SEPARATING INDUSTRIAL MIXTURES BY FRICTIONAL DIFFUSION (FRICDIFF)

Special Symposium - EPIC-1: European Process Intensification Conference - 1

EPIC-1: New Concepts (NC)

MSc Aylin SELVI
TU Delft
Process&Energy
Delft University of Technology
Process & Energy Department
Leeghwaterstraat 44
2628 CA Delft
Netherlands

MSc Bianca Breure
Eindhoven University of Technology
Department of Chemical Engineering and Chemistry
Den Dolech 2
5612 AZ Eindhoven
Netherlands

Mr Peter Jansens
TU Delft
Process & Energy
Leeghwaterstraat 44
2628 CA
Delft
Netherlands

Prof Joachim Gross
Technical University of Delft
Engineering Thermodynamics
Delft University of Technology
Process & Energy Department
Leeghwaterstraat 44
2628 CA Delft
Netherlands

Prof Jan de Graauw
Technical University of Delft
Process&Energy
Delft University of Technology
Process & Energy Department
Leeghwaterstraat 44
2628 CA Delft
Netherlands

Keywords: frictional diffusion, multi-component separation, counter-current diffusion, conceptual process design

Frictional Diffusion, briefly FricDiff, is a novel and promising separation technology, based on the difference in diffusion rate of two components when diffusing in opposite direction of a third component - the so-called counter gas [1]. The potential of FricDiff can be found in energy consuming separations: like azeotropic distillation and cryogenic distillation.

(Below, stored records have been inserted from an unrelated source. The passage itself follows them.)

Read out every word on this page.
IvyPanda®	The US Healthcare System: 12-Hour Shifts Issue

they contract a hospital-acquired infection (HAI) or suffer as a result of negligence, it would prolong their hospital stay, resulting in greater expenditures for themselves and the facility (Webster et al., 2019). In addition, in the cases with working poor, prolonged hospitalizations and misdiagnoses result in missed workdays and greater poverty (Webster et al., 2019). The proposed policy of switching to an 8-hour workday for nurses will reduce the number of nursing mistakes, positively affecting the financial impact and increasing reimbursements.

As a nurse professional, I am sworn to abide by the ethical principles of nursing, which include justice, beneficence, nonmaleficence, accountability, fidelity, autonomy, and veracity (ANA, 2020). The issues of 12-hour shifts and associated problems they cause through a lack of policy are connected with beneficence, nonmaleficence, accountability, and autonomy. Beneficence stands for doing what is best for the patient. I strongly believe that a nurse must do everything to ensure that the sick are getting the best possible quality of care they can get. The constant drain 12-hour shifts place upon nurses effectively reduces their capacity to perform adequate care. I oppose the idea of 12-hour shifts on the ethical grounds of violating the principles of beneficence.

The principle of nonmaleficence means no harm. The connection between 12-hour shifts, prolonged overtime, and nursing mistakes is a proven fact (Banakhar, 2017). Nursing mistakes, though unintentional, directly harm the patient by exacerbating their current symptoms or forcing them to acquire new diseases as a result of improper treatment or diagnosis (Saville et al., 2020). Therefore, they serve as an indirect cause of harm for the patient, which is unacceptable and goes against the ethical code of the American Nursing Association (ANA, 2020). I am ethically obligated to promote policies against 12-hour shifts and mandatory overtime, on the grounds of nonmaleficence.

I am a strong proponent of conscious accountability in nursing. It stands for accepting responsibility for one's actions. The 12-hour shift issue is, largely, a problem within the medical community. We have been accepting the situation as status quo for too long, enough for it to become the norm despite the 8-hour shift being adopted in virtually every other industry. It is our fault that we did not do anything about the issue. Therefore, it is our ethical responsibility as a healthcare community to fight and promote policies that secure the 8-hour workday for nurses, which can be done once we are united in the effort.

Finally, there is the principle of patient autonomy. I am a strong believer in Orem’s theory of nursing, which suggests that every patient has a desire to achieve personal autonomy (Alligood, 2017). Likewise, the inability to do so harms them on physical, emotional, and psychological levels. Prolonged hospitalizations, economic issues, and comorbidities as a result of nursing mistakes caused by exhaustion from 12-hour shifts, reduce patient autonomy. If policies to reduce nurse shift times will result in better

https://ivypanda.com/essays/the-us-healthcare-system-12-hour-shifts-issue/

In the theory of FricDiff, there are inter-species frictions between feed mixture and counter-gas molecules. This friction between the molecules occurs in the pores of a barrier (porous layer), where the feed-components and the third component diffuse counter-currently. The main purpose of the porous barrier (macro-porous membrane) is to prevent instantaneous mixing of the feed-stream and counter current-stream (Fig. 1.).

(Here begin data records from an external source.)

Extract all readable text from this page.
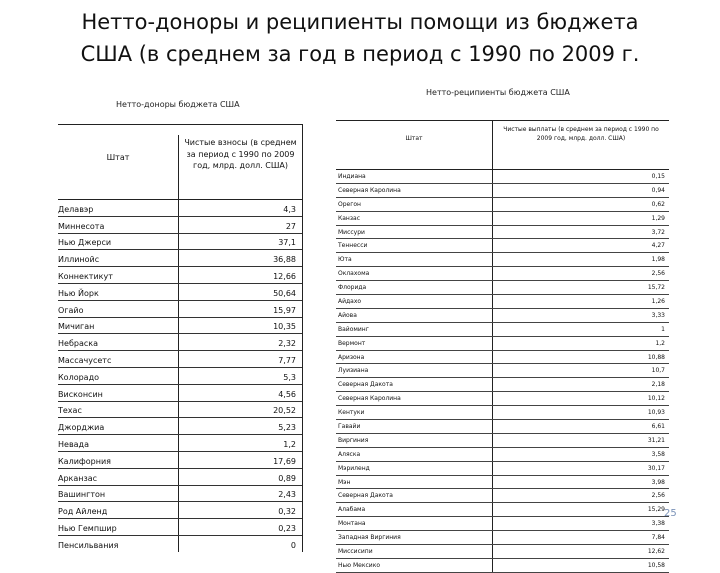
Нетто-доноры и реципиенты помощи из бюджета
США (в среднем за год в период с 1990 по 2009 г.
Нетто-доноры бюджета США
Нетто-реципиенты бюджета США
Штат
Чистые взносы (в среднем за период с 1990 по 2009 год, млрд. долл. США)
Делавэр	4,3
Миннесота	27
Нью Джерси	37,1
Иллинойс	36,88
Коннектикут	12,66
Нью Йорк	50,64
Огайо	15,97
Мичиган	10,35
Небраска	2,32
Массачусетс	7,77
Колорадо	5,3
Висконсин	4,56
Техас	20,52
Джорджиа	5,23
Невада	1,2
Калифорния	17,69
Арканзас	0,89
Вашингтон	2,43
Род Айленд	0,32
Нью Гемпшир	0,23
Пенсильвания	0
Штат
Чистые выплаты (в среднем за период с 1990 по 2009 год, млрд. долл. США)
Индиана	0,15
Северная Каролина	0,94
Орегон	0,62
Канзас	1,29
Миссури	3,72
Теннесси	4,27
Юта	1,98
Оклахома	2,56
Флорида	15,72
Айдахо	1,26
Айова	3,33
Вайоминг	1
Вермонт	1,2
Аризона	10,88
Луизиана	10,7
Северная Дакота	2,18
Северная Каролина	10,12
Кентуки	10,93
Гавайи	6,61
Виргиния	31,21
Аляска	3,58
Мэриленд	30,17
Мэн	3,98
Северная Дакота	2,56
Алабама	15,29
Монтана	3,38
Западная Виргиния	7,84
Миссисипи	12,62
Нью Мексико	10,58
25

Fig. 1.: Basic concept of FricDiff separation technology

This project aims at designing, building and operating a test unit thus making a transition from screening experiments to a technological proof-of-principle, thereby demonstrating the potential and feasibility of this technology compared to conventional separation techniques.

Modeling and simulation studies are executed with an objective to determine the sensitivity of important performance criteria, such as recovery and selectivity, to variations in design parameters and operating variables, like tube length, pressure and flow ratio for different systems, namely IPA-H2O-CO2 and EtOH-H2O-CO2. Furthermore, in the design, the effect of scale on the performance of the test plant will be investigated. The final conceptual design of the test plant will be determined by the results of modeling and simulation studies.

Acknowledgement: the FricDiff project is financially supported by the IS program of Senter-Novem in the Netherlands. The project was initiated by the TU Eindhoven and industrial partners are Akzo Nobel, Shell, Bodec, FIB Industriële Bedrijven BV and Purac.

[1] Analysis and extension of the theory of multicomponent fluid diffusion; Piet J.A.M. Kerkhof, Marcel A.M. Geboers; Chemical Engineering Science 60 (2005) 3129 – 3167

Presented Thursday 20, 15:40 to 16:00, in session EPIC-1: New Concepts (NC).